La solicitud de Alfonso se dirigió también a
impedir toda clase de familiaridad sospechosa entre uno y otro sexo, y los
enamoramientos de la incauta juventud; y para evitar hasta cierto punto los
engaños que suelen hacer los jóvenes con las promesas de matrimonio, mandó que
no se recibiesen tales promesas, sino cuando ya estaba para contraerse el
matrimonio. Además, declaró, caso reservado a él, absolver a los padres y
madres que hubiesen conservado en su casa a los jóvenes que hubieran contraído
esponsales con sus hijas. Con estas leyes hizo ciertamente que se recibiese este
sacramento con la reverencia y con la pureza que conviene y con las que
regularmente no se recibe.
Su solicitud no solo se dirigía a remover de
su grey los escándalos públicos, sino también todo cuanto pudiese retraerla del
bien y servirle de tropiezo: así que, temiendo que el fervor de que se llenó el
pueblo a su llegada a Santa Águeda, se resfriase con una comedia que algunas
personas acomodadas de aquella ciudad habían dispuesto representar en el
próximo carnaval, se valió de toda clase de medios para impedir su ejecución,
como en efecto lo consiguió. Habiendo sabido en otra ocasión que se hallaban en
Arienzo algunos cómicos que habían ido allí con el objeto de representar algunas
comedias, los mandó llamar inmediatamente y les mandó que saliesen de su
diócesis sin osar representar ninguna; y como se resistían a obedecer, les hizo
entender Alfonso que si no partían de buen grado, él sabría el modo de hacerlos
partir por fuerza. Atemorizados con esta respuesta, tanto más, cuanto que ya sabían
la santidad de Alfonso y la gran estima en que lo tenían todos, no hicieron más
que replicarle que aquella era su profesión y que no tenían otra con que ganar
su sustento. Pues bien, añadió entonces Alfonso, si queréis limosna, os la
daré; pero salid de mi diócesis. Dicho esto, les hizo dar una suma de dinero,
la que recibida por los cómicos, se fueron.
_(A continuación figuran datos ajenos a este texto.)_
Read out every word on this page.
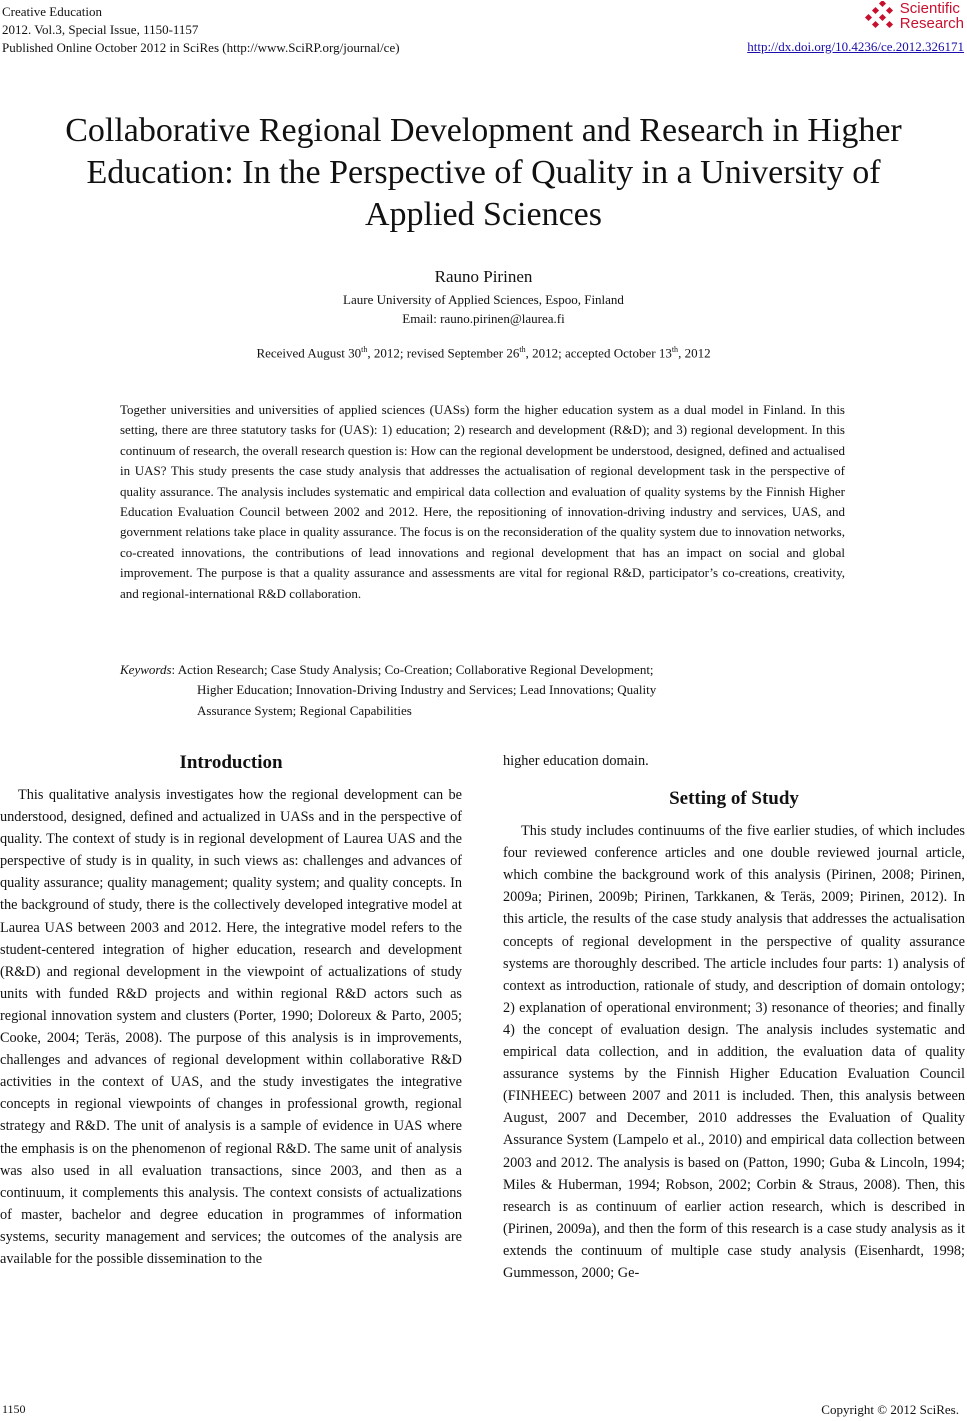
Creative Education
2012. Vol.3, Special Issue, 1150-1157
Published Online October 2012 in SciRes (http://www.SciRP.org/journal/ce)
Scientific
Research
http://dx.doi.org/10.4236/ce.2012.326171
Collaborative Regional Development and Research in Higher
Education: In the Perspective of Quality in a University of
Applied Sciences
Rauno Pirinen
Laure University of Applied Sciences, Espoo, Finland
Email: rauno.pirinen@laurea.fi
Received August 30th, 2012; revised September 26th, 2012; accepted October 13th, 2012
Together universities and universities of applied sciences (UASs) form the higher education system as a dual model in Finland. In this setting, there are three statutory tasks for (UAS): 1) education; 2) research and development (R&D); and 3) regional development. In this continuum of research, the overall research question is: How can the regional development be understood, designed, defined and actualised in UAS? This study presents the case study analysis that addresses the actualisation of regional development task in the perspective of quality assurance. The analysis includes systematic and empirical data collection and evaluation of quality systems by the Finnish Higher Education Evaluation Council between 2002 and 2012. Here, the repositioning of innovation-driving industry and services, UAS, and government relations take place in quality assurance. The focus is on the reconsideration of the quality system due to innovation networks, co-created innovations, the contributions of lead innovations and regional development that has an impact on social and global improvement. The purpose is that a quality assurance and assessments are vital for regional R&D, participator’s co-creations, creativity, and regional-international R&D collaboration.
Keywords: Action Research; Case Study Analysis; Co-Creation; Collaborative Regional Development;
Higher Education; Innovation-Driving Industry and Services; Lead Innovations; Quality
Assurance System; Regional Capabilities
Introduction

This qualitative analysis investigates how the regional development can be understood, designed, defined and actualized in UASs and in the perspective of quality. The context of study is in regional development of Laurea UAS and the perspective of study is in quality, in such views as: challenges and advances of quality assurance; quality management; quality system; and quality concepts. In the background of study, there is the collectively developed integrative model at Laurea UAS between 2003 and 2012. Here, the integrative model refers to the student-centered integration of higher education, research and development (R&D) and regional development in the viewpoint of actualizations of study units with funded R&D projects and within regional R&D actors such as regional innovation system and clusters (Porter, 1990; Doloreux & Parto, 2005; Cooke, 2004; Teräs, 2008). The purpose of this analysis is in improvements, challenges and advances of regional development within collaborative R&D activities in the context of UAS, and the study investigates the integrative concepts in regional viewpoints of changes in professional growth, regional strategy and R&D. The unit of analysis is a sample of evidence in UAS where the emphasis is on the phenomenon of regional R&D. The same unit of analysis was also used in all evaluation transactions, since 2003, and then as a continuum, it complements this analysis. The context consists of actualizations of master, bachelor and degree education in programmes of information systems, security management and services; the outcomes of the analysis are available for the possible dissemination to the

higher education domain.

Setting of Study

This study includes continuums of the five earlier studies, of which includes four reviewed conference articles and one double reviewed journal article, which combine the background work of this analysis (Pirinen, 2008; Pirinen, 2009a; Pirinen, 2009b; Pirinen, Tarkkanen, & Teräs, 2009; Pirinen, 2012). In this article, the results of the case study analysis that addresses the actualisation concepts of regional development in the perspective of quality assurance systems are thoroughly described. The article includes four parts: 1) analysis of context as introduction, rationale of study, and description of domain ontology; 2) explanation of operational environment; 3) resonance of theories; and finally 4) the concept of evaluation design. The analysis includes systematic and empirical data collection, and in addition, the evaluation data of quality assurance systems by the Finnish Higher Education Evaluation Council (FINHEEC) between 2007 and 2011 is included. Then, this analysis between August, 2007 and December, 2010 addresses the Evaluation of Quality Assurance System (Lampelo et al., 2010) and empirical data collection between 2003 and 2012. The analysis is based on (Patton, 1990; Guba & Lincoln, 1994; Miles & Huberman, 1994; Robson, 2002; Corbin & Straus, 2008). Then, this research is as continuum of earlier action research, which is described in (Pirinen, 2009a), and then the form of this research is a case study analysis as it extends the continuum of multiple case study analysis (Eisenhardt, 1998; Gummesson, 2000; Ge-

1150	Copyright © 2012 SciRes.
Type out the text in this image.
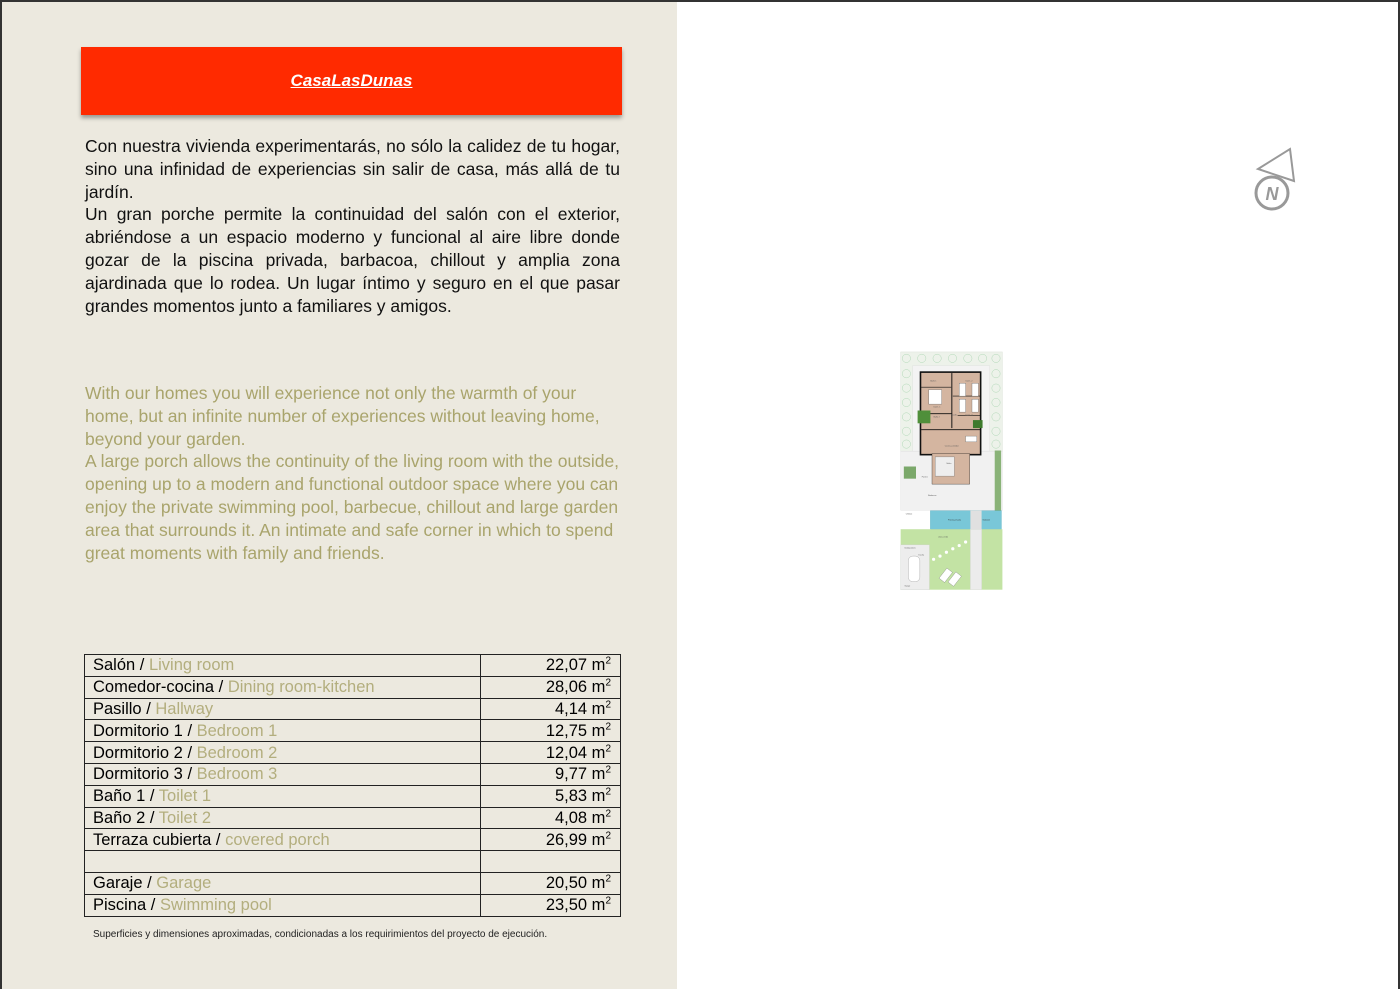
CasaLasDunas

Con nuestra vivienda experimentarás, no sólo la calidez de tu hogar, sino una infinidad de experiencias sin salir de casa, más allá de tu jardín.

Un gran porche permite la continuidad del salón con el exterior, abriéndose a un espacio moderno y funcional al aire libre donde gozar de la piscina privada, barbacoa, chillout y amplia zona ajardinada que lo rodea. Un lugar íntimo y seguro en el que pasar grandes momentos junto a familiares y amigos.

With our homes you will experience not only the warmth of your home, but an infinite number of experiences without leaving home, beyond your garden.

A large porch allows the continuity of the living room with the outside, opening up to a modern and functional outdoor space where you can enjoy the private swimming pool, barbecue, chillout and large garden area that surrounds it. An intimate and safe corner in which to spend great moments with family and friends.

Salón / Living room	22,07 $m^2$
Comedor-cocina / Dining room-kitchen	28,06 $m^2$
Pasillo / Hallway	4,14 $m^2$
Dormitorio 1 / Bedroom 1	12,75 $m^2$
Dormitorio 2 / Bedroom 2	12,04 $m^2$
Dormitorio 3 / Bedroom 3	9,77 $m^2$
Baño 1 / Toilet 1	5,83 $m^2$
Baño 2 / Toilet 2	4,08 $m^2$
Terraza cubierta / covered porch	26,99 $m^2$

Garaje / Garage	20,50 $m^2$
Piscina / Swimming pool	23,50 $m^2$
Superficies y dimensiones aproximadas, condicionadas a los requirimientos del proyecto de ejecución.
Baño 1	Dorm. 2
Dorm. 1
Baño 2
Pasillo Dorm. 3
Cocina-comedor
Salón
Porche
Barbacoa
Chillout
Piscina privada	Solarium
Zona verde
Ducha
Instalaciones
Garaje
N
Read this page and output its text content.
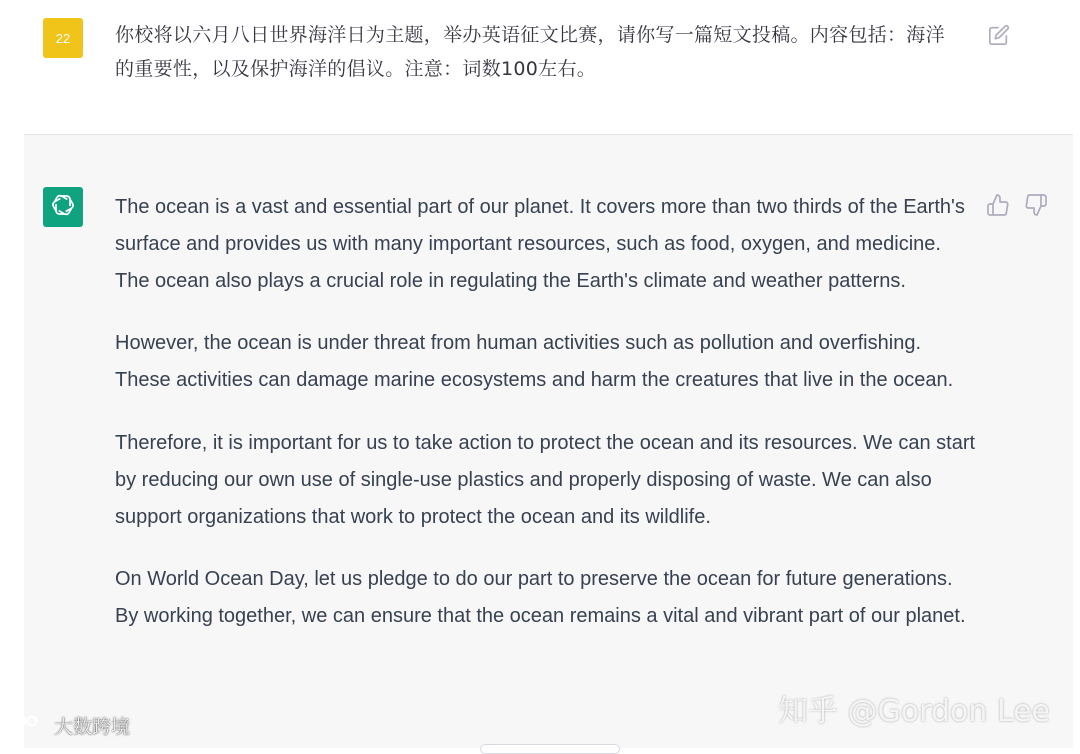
22 你校将以六月八日世界海洋日为主题，举办英语征文比赛，请你写一篇短文投稿。内容包括：海洋的重要性，以及保护海洋的倡议。注意：词数100左右。

The ocean is a vast and essential part of our planet. It covers more than two thirds of the Earth's surface and provides us with many important resources, such as food, oxygen, and medicine. The ocean also plays a crucial role in regulating the Earth's climate and weather patterns.

However, the ocean is under threat from human activities such as pollution and overfishing. These activities can damage marine ecosystems and harm the creatures that live in the ocean.

Therefore, it is important for us to take action to protect the ocean and its resources. We can start by reducing our own use of single-use plastics and properly disposing of waste. We can also support organizations that work to protect the ocean and its wildlife.

On World Ocean Day, let us pledge to do our part to preserve the ocean for future generations. By working together, we can ensure that the ocean remains a vital and vibrant part of our planet.

大数跨境	知乎 @Gordon Lee
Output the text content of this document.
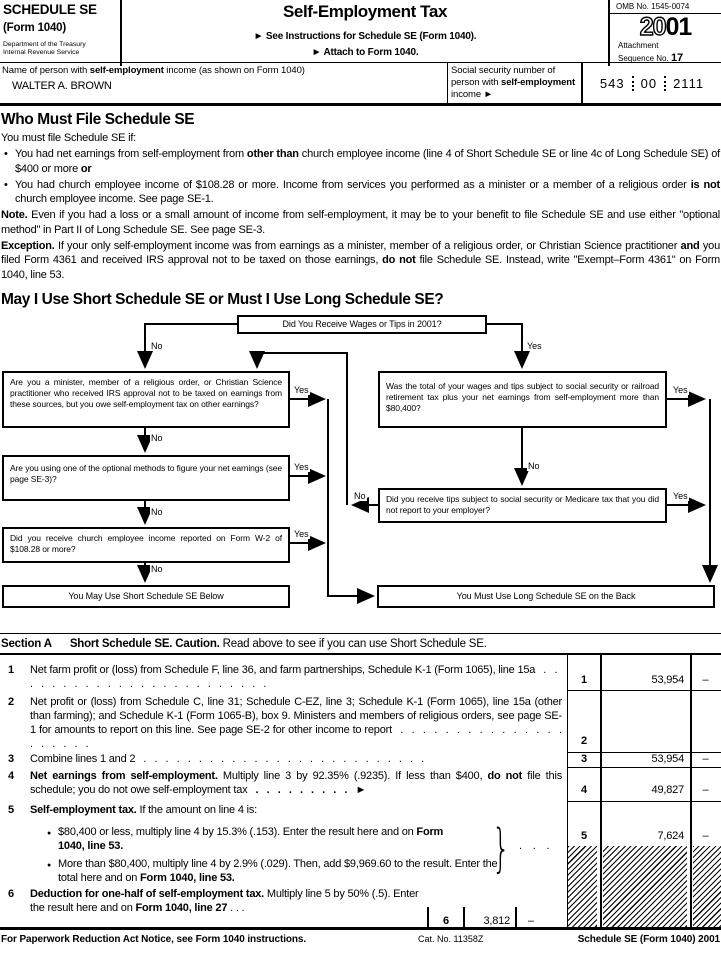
SCHEDULE SE
(Form 1040)
Department of the Treasury
Internal Revenue Service
Self-Employment Tax
► See Instructions for Schedule SE (Form 1040).
► Attach to Form 1040.
OMB No. 1545-0074
2001
Attachment
Sequence No. 17
Name of person with self-employment income (as shown on Form 1040)
WALTER A. BROWN
Social security number of person with self-employment income ►
543 00 2111
Who Must File Schedule SE
You must file Schedule SE if:
• You had net earnings from self-employment from other than church employee income (line 4 of Short Schedule SE or line 4c of Long Schedule SE) of $400 or more or
• You had church employee income of $108.28 or more. Income from services you performed as a minister or a member of a religious order is not church employee income. See page SE-1.
Note. Even if you had a loss or a small amount of income from self-employment, it may be to your benefit to file Schedule SE and use either "optional method" in Part II of Long Schedule SE. See page SE-3.
Exception. If your only self-employment income was from earnings as a minister, member of a religious order, or Christian Science practitioner and you filed Form 4361 and received IRS approval not to be taxed on those earnings, do not file Schedule SE. Instead, write "Exempt–Form 4361" on Form 1040, line 53.
May I Use Short Schedule SE or Must I Use Long Schedule SE?
Did You Receive Wages or Tips in 2001?
Are you a minister, member of a religious order, or Christian Science practitioner who received IRS approval not to be taxed on earnings from these sources, but you owe self-employment tax on other earnings?
Was the total of your wages and tips subject to social security or railroad retirement tax plus your net earnings from self-employment more than $80,400?
Are you using one of the optional methods to figure your net earnings (see page SE-3)?
Did you receive tips subject to social security or Medicare tax that you did not report to your employer?
Did you receive church employee income reported on Form W-2 of $108.28 or more?
You May Use Short Schedule SE Below	You Must Use Long Schedule SE on the Back
No	Yes
Yes
No
Yes
No
Yes
No
Yes
No
Yes
No
Section A Short Schedule SE. Caution. Read above to see if you can use Short Schedule SE.
1 Net farm profit or (loss) from Schedule F, line 36, and farm partnerships, Schedule K-1 (Form 1065), line 15a . . . . . . . . . . . . . . . . . . . . . . . .
2 Net profit or (loss) from Schedule C, line 31; Schedule C-EZ, line 3; Schedule K-1 (Form 1065), line 15a (other than farming); and Schedule K-1 (Form 1065-B), box 9. Ministers and members of religious orders, see page SE-1 for amounts to report on this line. See page SE-2 for other income to report . . . . . . . . . . . . . . . . . . . . .
3 Combine lines 1 and 2 . . . . . . . . . . . . . . . . . . . . . . . . . .
4 Net earnings from self-employment. Multiply line 3 by 92.35% (.9235). If less than $400, do not file this schedule; you do not owe self-employment tax . . . . . . . . . ►
5 Self-employment tax. If the amount on line 4 is:
● $80,400 or less, multiply line 4 by 15.3% (.153). Enter the result here and on Form 1040, line 53.
● More than $80,400, multiply line 4 by 2.9% (.029). Then, add $9,969.60 to the result. Enter the total here and on Form 1040, line 53.	} . . .
6 Deduction for one-half of self-employment tax. Multiply line 5 by 50% (.5). Enter the result here and on Form 1040, line 27 . . .
6	3,812	–
1	53,954	–
2
3	53,954	–
4	49,827	–
5	7,624	–
For Paperwork Reduction Act Notice, see Form 1040 instructions.	Cat. No. 11358Z	Schedule SE (Form 1040) 2001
Nada diremos de los desvelos de Alfonso para
hacer que los dogmas de nuestra santa fe se mantuviesen puros e intactos en su
grey, y no se contaminasen con doctrinas falsas y reprobadas. Si, como se dirá
en otra parte, trabajó tanto en defensa de la verdad de la fe, y en combatir
los errores que los novadores intentaban esparcir contra ella, mucho más se esmeró
ciertamente en mantener lejos del campo que se había confiado a su cuidado toda
semilla que no fuese buena y que pudiese corromper o esterilizar la de la
doctrina evangélica.
“VIDA DE SAN ALFONSO MARÍA DE LIGORIO”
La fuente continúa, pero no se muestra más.